Chapter III
, §3, to be read after (7) on p. 74.
(8) _Hrozny_, a Hungarian scholar, published in the _Mitteilungen der deutschen Orient-Gesellschaft zu Berlin_, No. 56 (December, 1915), a new study of the problem of Hittite decipherment. Owing to the war the publication has not reached the writer. An excellent _résumé_ of it has, however, been published by Professor J. H. Moulton in the _Expository Times_, xxviii, 106 ff. (December, 1916).

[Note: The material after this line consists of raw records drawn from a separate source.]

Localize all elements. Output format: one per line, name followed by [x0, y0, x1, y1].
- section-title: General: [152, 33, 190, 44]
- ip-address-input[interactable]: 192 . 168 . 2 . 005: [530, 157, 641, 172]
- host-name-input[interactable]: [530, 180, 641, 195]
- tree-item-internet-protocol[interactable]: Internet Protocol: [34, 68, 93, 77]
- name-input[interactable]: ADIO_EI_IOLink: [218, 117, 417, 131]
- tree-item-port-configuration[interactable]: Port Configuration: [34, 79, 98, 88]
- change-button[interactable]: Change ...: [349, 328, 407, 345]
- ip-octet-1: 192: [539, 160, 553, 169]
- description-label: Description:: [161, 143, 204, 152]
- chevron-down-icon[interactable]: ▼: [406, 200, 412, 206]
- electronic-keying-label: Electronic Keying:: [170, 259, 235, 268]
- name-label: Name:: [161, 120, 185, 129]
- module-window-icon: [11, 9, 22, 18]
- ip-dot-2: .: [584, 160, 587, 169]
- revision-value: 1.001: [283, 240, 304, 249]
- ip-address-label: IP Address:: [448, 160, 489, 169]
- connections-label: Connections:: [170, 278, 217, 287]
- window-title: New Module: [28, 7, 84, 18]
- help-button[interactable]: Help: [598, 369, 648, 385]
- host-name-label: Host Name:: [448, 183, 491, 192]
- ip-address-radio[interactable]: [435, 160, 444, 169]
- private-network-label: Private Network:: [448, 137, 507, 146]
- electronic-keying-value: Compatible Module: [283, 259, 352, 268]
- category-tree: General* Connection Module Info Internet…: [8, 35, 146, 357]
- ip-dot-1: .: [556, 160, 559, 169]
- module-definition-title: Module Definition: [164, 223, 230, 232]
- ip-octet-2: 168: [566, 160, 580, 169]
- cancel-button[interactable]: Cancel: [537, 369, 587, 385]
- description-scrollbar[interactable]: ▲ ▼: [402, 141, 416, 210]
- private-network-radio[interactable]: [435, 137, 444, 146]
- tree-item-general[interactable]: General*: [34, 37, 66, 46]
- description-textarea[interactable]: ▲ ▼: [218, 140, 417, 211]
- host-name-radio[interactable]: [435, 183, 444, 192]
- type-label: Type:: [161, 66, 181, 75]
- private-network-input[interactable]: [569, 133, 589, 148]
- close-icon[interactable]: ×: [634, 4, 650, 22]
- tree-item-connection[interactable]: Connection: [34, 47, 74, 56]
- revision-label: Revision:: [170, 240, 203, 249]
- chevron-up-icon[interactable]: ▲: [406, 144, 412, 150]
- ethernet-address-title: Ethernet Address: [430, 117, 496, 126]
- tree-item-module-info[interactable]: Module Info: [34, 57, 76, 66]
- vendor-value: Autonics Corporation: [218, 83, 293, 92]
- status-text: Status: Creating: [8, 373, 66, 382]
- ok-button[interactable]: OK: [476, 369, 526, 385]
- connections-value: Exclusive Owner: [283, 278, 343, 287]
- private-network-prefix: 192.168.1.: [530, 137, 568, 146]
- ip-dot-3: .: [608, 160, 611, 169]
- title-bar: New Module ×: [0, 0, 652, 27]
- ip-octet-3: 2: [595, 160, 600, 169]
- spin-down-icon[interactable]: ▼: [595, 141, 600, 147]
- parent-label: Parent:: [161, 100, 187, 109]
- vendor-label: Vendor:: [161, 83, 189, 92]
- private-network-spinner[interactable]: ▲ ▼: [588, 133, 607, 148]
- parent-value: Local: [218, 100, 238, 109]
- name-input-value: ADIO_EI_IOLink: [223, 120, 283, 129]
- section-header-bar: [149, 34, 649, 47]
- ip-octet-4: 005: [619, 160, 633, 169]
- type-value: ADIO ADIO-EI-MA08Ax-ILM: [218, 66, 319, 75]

It appears that in April, 1914, Professor Hrozny and Doctor Figulla went to Constantinople and copied cuneiform inscriptions from Boghaz Koi until the war recalled them. Hrozny’s study is based on this cuneiform material. He reaches the conclusion that Hittite is not only an Indo-European language, but that it also belongs to the western half of the Indo-European family. In other words, he finds it more closely related to Greek, Latin, Keltic, and the Teutonic tongues than to the Slavonic, Lithuanian, Armenian, and Persian languages, or to Sanscrit and its daughters. According to Hrozny, then, the Hittites came from western Europe, or the center from which the western European peoples radiated. He thinks they crossed into Asia by way of the Bosphorus. He supports his contention by some most interesting philological analogies. The Mitanni, on the other hand, belonged, he thinks, to the eastern half of the Indo-European family. They were closely related to the Slavs, Lithuanians, Armenians, Persians, etc. The indications seem to be that they entered Asia by way of the Caucasus. We await further evidence with great interest.